Credit: Dr. Zuoxin Wang

Love really does change your brain — at least, if you’re a prairie vole. In a study published today in Nature Neuroscience1, researchers have shown for the first time that the act of mating induces permanent chemical modifications in the chromosomes, affecting the expression of genes that regulate sexual and monogamous behaviour.

Prairie voles (Microtus ochrogaster) have long been of interest to neuroscientists and endocrinologists who study the social behaviour of animals, in part because this species forms monogamous pair bonds, essentially mating for life. The voles' pair bonding, sharing of parental roles and egalitarian nest building in couples makes them a good model for understanding the biology of monogamy and mating in humans.

Previous studies have shown that the neurotransmitters oxytocin and vasopressin play a major part in inducing and regulating the formation of the pair bond. Monogamous prairie voles are known to have higher levels of receptors for these neurotransmitters; and when otherwise promiscuous montane voles (M. montanus) are dosed with oxytocin and vasopressin, they adopt the monogamous behaviour of their prairie cousins.

Because behaviour seemed to play an active part in changing the neurobiology of the animals, scientists suspected that epigenetic factors were involved. These are chemical modifications to DNA that affect how genes are transcribed or suppressed, as opposed to changes in the gene sequences themselves.

Monogamy in mind

To look for clues of epigenetic agents at play in monogamous behaviour, neuroscientist Mohamed Kabbaj and his team at Florida State University in Tallahassee took voles which had been housed together for 6 hours but had not mated. The researchers injected drugs into the voles' brains near a region called the nucleus accumbens, which is closely associated with the reinforcement of reward and pleasure. The drugs blocked the activity of the enzyme histone deacetylase (which normally allows for genes to be transcribed).

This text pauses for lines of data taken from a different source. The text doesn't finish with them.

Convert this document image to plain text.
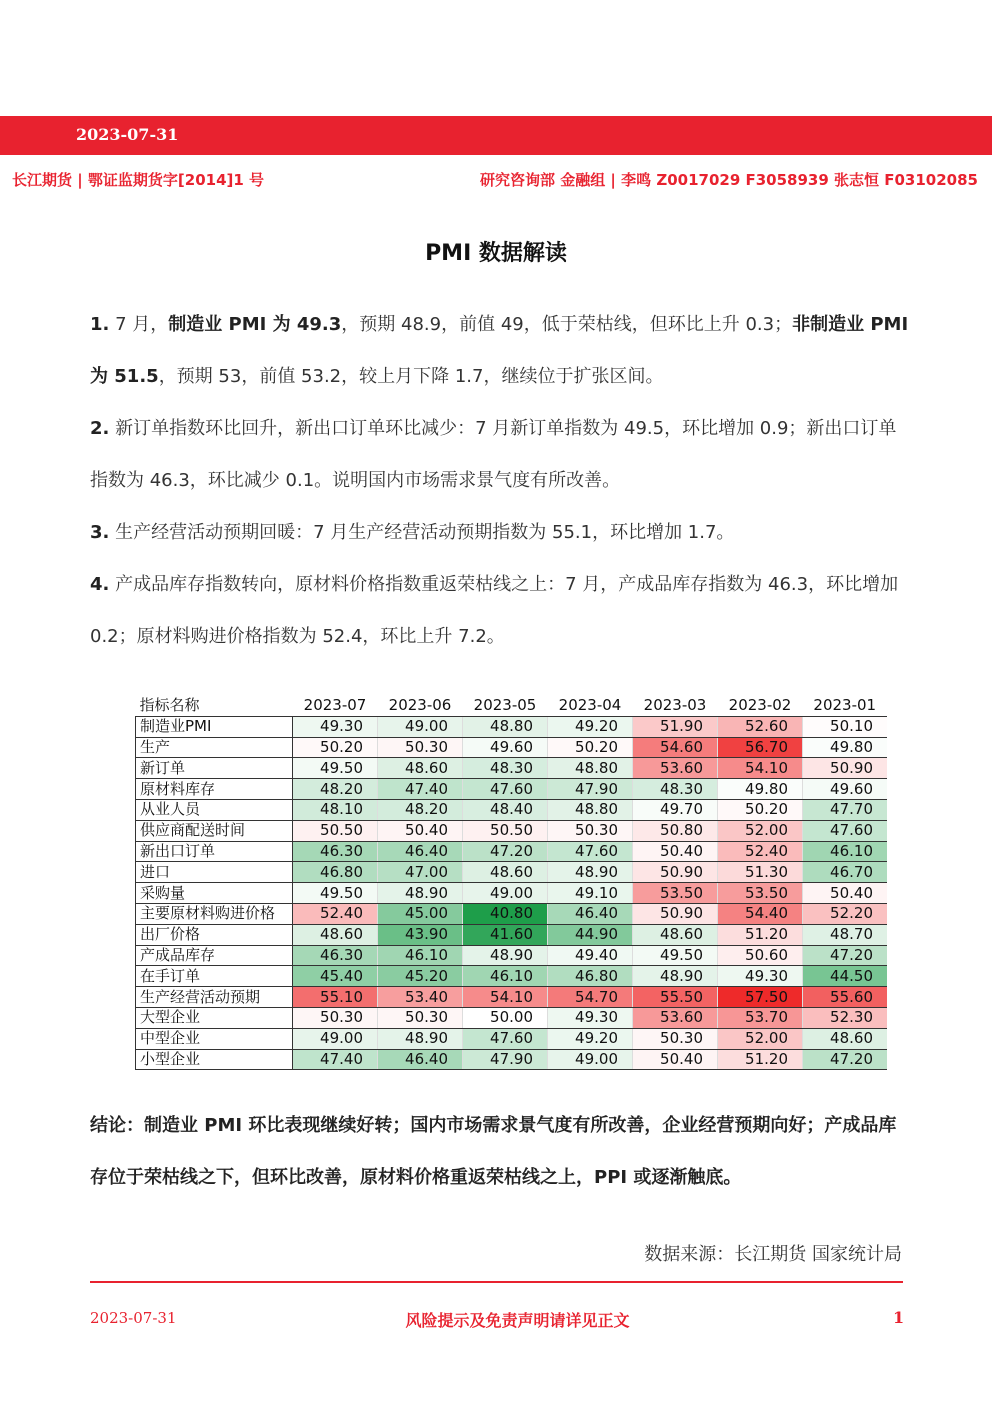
2023-07-31
长江期货 | 鄂证监期货字[2014]1 号	研究咨询部 金融组 | 李鸣 Z0017029 F3058939 张志恒 F03102085
PMI 数据解读

1. 7 月，制造业 PMI 为 49.3，预期 48.9，前值 49，低于荣枯线，但环比上升 0.3；非制造业 PMI 为 51.5，预期 53，前值 53.2，较上月下降 1.7，继续位于扩张区间。

2. 新订单指数环比回升，新出口订单环比减少：7 月新订单指数为 49.5，环比增加 0.9；新出口订单指数为 46.3，环比减少 0.1。说明国内市场需求景气度有所改善。

3. 生产经营活动预期回暖：7 月生产经营活动预期指数为 55.1，环比增加 1.7。

4. 产成品库存指数转向，原材料价格指数重返荣枯线之上：7 月，产成品库存指数为 46.3，环比增加 0.2；原材料购进价格指数为 52.4，环比上升 7.2。

指标名称	2023-07	2023-06	2023-05	2023-04	2023-03	2023-02	2023-01
制造业PMI	49.30	49.00	48.80	49.20	51.90	52.60	50.10
生产	50.20	50.30	49.60	50.20	54.60	56.70	49.80
新订单	49.50	48.60	48.30	48.80	53.60	54.10	50.90
原材料库存	48.20	47.40	47.60	47.90	48.30	49.80	49.60
从业人员	48.10	48.20	48.40	48.80	49.70	50.20	47.70
供应商配送时间	50.50	50.40	50.50	50.30	50.80	52.00	47.60
新出口订单	46.30	46.40	47.20	47.60	50.40	52.40	46.10
进口	46.80	47.00	48.60	48.90	50.90	51.30	46.70
采购量	49.50	48.90	49.00	49.10	53.50	53.50	50.40
主要原材料购进价格	52.40	45.00	40.80	46.40	50.90	54.40	52.20
出厂价格	48.60	43.90	41.60	44.90	48.60	51.20	48.70
产成品库存	46.30	46.10	48.90	49.40	49.50	50.60	47.20
在手订单	45.40	45.20	46.10	46.80	48.90	49.30	44.50
生产经营活动预期	55.10	53.40	54.10	54.70	55.50	57.50	55.60
大型企业	50.30	50.30	50.00	49.30	53.60	53.70	52.30
中型企业	49.00	48.90	47.60	49.20	50.30	52.00	48.60
小型企业	47.40	46.40	47.90	49.00	50.40	51.20	47.20

结论：制造业 PMI 环比表现继续好转；国内市场需求景气度有所改善，企业经营预期向好；产成品库存位于荣枯线之下，但环比改善，原材料价格重返荣枯线之上，PPI 或逐渐触底。

数据来源：长江期货 国家统计局
2023-07-31	风险提示及免责声明请详见正文	1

Analysis found that the genes for the vasopressin and oxytocin receptors had been transcribed, and as a result the nucleus accumbens of the animals bore high levels of these receptors.

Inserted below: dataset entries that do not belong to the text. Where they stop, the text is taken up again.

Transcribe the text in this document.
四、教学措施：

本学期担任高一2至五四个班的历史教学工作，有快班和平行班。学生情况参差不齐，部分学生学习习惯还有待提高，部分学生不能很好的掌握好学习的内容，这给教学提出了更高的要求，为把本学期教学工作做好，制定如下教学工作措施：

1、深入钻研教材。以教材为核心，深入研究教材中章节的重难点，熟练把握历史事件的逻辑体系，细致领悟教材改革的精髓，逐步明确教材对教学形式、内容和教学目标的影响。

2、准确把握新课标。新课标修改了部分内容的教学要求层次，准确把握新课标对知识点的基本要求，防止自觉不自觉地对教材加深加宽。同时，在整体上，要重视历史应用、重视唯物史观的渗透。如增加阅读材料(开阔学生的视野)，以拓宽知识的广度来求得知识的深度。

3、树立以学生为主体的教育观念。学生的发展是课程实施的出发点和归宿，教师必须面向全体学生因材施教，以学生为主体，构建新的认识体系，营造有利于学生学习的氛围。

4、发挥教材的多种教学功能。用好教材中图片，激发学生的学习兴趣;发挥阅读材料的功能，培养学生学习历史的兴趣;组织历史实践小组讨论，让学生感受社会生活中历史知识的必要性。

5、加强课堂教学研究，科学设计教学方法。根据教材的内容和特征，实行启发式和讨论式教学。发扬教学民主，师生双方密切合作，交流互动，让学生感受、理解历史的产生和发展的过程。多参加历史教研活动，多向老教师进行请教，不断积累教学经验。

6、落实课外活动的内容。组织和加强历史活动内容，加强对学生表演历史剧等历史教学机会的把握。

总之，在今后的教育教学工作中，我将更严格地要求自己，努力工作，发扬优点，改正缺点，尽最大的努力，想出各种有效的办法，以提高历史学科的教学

In animals that had been permitted to mate, the production of more receptors of these same genes also occurred, confirming that mating directly results in more receptors for vasopressin and oxytocin being produced again.

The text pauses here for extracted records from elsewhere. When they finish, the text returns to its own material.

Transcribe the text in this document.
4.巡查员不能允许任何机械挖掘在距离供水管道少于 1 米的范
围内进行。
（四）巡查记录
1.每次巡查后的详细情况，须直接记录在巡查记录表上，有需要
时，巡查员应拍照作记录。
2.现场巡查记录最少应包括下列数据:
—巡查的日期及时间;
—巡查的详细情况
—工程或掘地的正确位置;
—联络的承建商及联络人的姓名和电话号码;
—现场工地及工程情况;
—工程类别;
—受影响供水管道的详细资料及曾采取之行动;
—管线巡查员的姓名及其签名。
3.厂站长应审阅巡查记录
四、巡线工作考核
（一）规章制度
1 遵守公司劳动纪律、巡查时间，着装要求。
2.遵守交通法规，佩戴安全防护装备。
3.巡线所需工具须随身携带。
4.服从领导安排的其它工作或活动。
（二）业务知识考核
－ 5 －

“Mating activates this brain area which leads to partner preference — we can induce this same change in the brain with this drug,” explains Kabbaj.

Moreover, Kabbaj’s team lent more credence to their idea by injecting animals with drugs that blocked the activity of histone deacetylase, together with chemicals that blocked the activity of vasopressin and oxytocin, the drug that would normally reinstate the monogamous partner preference was no longer effective.

Interestingly, the drug alone cannot induce the partner preference. “The drug by itself won't do all these molecular changes, you need the context — it’s the drug plus the six hours of cohabitation,” says Kabbaj.

“This is a study I myself wanted to do years ago,” says Thomas Insel, who heads the US National Institute of Mental Health in Bethesda, Maryland. “If mating causes the release of the neuropeptide, how does this kick into a higher gear for the rest of the animal’s life? This study for me really is the first experimental demonstration that the epigenetic change would be necessary for the long-term change in behaviour.”

“This paper really shows that there is an epigenetic mechanism underlying pair bonds — we ourselves have looked for that and not found it,” says Alaine Keebaugh of Emory University in Atlanta, Georgia, who also studies the neuroscience of prairie voles.

Kabbaj says he hopes that the work could ultimately lead to an enhanced understanding of how epigenetic factors affect social behaviour in humans — not only in monogamy and pair bonding, but also in conditions such as autism and schizophrenia, which affect social interactions. Ultimately the goal is to develop therapeutics based on this research.